Since NaCI–associated arterial inflammation and structural changes appear to be mediated by AT1 signaling, it is reasonable to assume a synergism of NaCI and Ang II with respect to there impact on the arterial wall. Indeed, Wistar Kyoto rats (WKY) fed with a long-term high NaCI^diet does not demonstrate aortic structural changes.
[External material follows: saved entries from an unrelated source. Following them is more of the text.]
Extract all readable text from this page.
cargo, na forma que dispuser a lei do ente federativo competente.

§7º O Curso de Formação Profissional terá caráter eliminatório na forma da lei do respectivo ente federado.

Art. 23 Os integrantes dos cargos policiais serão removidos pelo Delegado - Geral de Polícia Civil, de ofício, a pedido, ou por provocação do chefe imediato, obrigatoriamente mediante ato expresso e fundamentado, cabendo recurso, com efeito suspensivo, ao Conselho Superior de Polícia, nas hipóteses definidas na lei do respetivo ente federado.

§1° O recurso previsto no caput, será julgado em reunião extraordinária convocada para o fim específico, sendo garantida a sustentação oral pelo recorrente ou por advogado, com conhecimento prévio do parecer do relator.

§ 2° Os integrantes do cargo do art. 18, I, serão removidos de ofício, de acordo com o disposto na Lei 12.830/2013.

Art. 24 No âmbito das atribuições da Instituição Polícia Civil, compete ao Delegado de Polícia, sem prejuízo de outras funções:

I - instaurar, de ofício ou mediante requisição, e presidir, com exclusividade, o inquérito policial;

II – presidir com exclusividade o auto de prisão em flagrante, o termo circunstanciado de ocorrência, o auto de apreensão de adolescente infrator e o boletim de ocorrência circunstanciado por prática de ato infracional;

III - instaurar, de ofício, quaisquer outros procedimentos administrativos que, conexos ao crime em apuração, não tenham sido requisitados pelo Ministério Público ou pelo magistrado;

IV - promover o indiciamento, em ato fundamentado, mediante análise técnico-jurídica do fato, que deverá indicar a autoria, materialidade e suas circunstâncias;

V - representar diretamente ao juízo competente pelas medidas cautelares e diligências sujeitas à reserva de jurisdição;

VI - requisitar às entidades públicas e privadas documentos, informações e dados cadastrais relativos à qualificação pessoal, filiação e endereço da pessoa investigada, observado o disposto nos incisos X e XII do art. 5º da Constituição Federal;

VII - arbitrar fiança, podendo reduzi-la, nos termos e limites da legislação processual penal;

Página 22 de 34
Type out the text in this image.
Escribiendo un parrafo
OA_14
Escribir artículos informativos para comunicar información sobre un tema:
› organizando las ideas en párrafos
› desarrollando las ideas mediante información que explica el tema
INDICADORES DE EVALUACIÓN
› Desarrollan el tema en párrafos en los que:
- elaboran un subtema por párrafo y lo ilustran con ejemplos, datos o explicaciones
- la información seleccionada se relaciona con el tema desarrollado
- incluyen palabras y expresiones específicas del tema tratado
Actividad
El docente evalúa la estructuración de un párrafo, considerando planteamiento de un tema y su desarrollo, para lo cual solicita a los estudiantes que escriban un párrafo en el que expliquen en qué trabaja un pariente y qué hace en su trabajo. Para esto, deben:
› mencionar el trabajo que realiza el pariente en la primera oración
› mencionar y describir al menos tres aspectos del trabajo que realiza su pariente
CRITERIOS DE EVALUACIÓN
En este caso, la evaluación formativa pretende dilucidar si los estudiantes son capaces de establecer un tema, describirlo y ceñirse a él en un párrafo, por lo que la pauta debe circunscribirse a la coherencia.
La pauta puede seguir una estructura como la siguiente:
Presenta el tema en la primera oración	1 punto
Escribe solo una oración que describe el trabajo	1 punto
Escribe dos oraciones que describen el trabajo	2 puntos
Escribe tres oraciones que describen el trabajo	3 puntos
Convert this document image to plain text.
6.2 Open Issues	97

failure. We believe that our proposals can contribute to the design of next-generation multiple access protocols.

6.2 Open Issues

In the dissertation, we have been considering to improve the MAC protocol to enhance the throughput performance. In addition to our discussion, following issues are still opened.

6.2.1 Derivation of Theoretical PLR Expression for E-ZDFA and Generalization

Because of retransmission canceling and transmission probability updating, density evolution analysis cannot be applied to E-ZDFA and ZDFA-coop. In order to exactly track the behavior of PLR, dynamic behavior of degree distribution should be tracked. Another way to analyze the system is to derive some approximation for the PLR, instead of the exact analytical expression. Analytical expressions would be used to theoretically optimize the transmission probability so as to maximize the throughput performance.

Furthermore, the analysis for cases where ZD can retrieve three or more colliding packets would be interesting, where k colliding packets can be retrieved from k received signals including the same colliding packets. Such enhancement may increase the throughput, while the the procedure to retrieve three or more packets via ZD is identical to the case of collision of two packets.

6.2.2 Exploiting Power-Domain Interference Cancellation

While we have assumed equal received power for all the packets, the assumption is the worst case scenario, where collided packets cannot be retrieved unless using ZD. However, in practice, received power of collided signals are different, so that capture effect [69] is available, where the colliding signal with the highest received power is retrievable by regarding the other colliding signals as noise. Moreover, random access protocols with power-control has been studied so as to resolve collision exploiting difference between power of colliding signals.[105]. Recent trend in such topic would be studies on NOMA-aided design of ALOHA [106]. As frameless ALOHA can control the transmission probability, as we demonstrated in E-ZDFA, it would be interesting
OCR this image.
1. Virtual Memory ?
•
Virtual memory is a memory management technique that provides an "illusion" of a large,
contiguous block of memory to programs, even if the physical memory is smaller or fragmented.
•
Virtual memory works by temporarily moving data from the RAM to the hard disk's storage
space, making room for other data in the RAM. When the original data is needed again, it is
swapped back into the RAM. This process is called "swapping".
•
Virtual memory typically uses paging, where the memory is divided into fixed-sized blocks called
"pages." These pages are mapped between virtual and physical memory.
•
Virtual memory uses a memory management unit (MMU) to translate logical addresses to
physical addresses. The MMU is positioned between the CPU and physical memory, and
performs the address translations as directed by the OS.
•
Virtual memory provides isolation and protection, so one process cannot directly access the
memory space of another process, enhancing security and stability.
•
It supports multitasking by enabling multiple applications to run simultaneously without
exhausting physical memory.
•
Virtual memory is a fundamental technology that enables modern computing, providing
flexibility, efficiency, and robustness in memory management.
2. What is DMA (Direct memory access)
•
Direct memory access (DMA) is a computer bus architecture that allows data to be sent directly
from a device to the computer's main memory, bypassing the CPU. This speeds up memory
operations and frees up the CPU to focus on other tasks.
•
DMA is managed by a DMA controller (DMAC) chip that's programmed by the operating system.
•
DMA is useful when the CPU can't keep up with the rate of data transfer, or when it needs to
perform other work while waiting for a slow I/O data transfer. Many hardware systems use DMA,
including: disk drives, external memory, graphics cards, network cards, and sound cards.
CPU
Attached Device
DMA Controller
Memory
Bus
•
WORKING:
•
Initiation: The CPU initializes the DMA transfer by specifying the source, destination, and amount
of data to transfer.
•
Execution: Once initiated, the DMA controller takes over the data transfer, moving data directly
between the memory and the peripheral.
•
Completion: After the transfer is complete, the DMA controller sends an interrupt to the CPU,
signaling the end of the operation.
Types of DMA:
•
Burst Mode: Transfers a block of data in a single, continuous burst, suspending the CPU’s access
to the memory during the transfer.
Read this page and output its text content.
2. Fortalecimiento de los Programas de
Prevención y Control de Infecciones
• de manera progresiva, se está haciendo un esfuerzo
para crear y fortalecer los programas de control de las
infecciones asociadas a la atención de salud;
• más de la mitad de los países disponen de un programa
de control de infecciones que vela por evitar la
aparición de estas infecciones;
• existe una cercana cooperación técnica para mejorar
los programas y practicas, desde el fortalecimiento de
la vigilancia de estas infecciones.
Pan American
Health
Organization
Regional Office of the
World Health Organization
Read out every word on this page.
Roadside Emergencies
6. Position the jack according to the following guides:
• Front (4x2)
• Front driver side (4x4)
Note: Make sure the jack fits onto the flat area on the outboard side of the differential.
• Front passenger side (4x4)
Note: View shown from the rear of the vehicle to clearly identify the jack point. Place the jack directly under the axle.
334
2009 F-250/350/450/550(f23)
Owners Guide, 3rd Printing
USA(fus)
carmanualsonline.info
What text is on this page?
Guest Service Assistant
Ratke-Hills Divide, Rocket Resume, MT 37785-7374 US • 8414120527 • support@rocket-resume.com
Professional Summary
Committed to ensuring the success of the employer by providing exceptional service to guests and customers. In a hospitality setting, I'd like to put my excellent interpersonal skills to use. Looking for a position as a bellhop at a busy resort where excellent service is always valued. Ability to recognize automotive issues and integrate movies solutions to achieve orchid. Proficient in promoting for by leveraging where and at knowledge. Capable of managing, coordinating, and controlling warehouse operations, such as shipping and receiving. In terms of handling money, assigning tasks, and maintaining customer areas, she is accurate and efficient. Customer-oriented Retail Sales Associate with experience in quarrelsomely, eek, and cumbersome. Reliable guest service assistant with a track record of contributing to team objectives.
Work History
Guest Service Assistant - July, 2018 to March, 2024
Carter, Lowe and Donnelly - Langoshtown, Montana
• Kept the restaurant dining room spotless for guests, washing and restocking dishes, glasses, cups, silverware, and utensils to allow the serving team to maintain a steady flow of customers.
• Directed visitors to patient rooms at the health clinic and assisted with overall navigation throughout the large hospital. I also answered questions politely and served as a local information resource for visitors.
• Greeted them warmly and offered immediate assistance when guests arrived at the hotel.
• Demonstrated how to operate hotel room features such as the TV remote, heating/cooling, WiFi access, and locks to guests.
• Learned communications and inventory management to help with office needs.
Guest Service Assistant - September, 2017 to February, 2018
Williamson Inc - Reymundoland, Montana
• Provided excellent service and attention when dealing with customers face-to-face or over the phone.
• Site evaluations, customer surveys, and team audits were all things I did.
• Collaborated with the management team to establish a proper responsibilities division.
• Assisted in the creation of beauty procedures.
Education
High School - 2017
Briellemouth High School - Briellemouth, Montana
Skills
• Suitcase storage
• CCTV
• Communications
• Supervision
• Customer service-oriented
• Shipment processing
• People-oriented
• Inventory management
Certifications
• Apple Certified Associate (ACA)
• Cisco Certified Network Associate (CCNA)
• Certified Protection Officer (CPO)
But, in spontaneous hypertensive rats (SHR), in which arterial AT1 receptors and ACE activity are upregulated, substantial aortic structural changes including intimal-medial thickening, and collagen deposition developed without any further blood pressure alteration compared to control animals [33–35]. In addition, stroke-prone SHR rats (SHRsp) on a high-sodium diet are characterized by increased expression of the fetal non-muscle myosin chain subunit (NHMC) in aortic VSMC, a phenotype shift also is observed in aged human aorta enriched with abundant levels of Ang II, AT1, and ACE [20, 36]. Ang II may reprogram differentiated VSMC into dedifferentiated cells via increased expression of NHMC [37]. In this issue of the Journal of Hypertension, Johansson ME et al have studied the combination of dietary high NaCI and Ang II infusion of ApoE^−/− mice [8]. Impressively, while a high salt diet combined with Ang II did not amplify blood pressure, it did further increase the extent of plaque, including collagen and macrophages, in both the innominate and thoracic arteries compared to control animals [8]. These effects were associated with amplified levels of isoprostane, biomarker widely employed clinically to detect increased ROS [38]

In summary, proteins within the arterial wall are similarly reprogrammed, by dietary high salt, aging, hypertension, and atherosclerosis (Table). This arterial proinflammatory profile is strikingly similar to that effected by increased arterial Ang II signaling via AT1. Ang II-synergistic interactions with NaCI and aging, and with other well-known human risk factors, e.g., altered lipid metabolism, smoking, and lack of exercise, render the arterial wall fertile soil for facilitation of the initiation and progression of the quintessential arterial diseases of our society, hypertension, and atherosclerosis.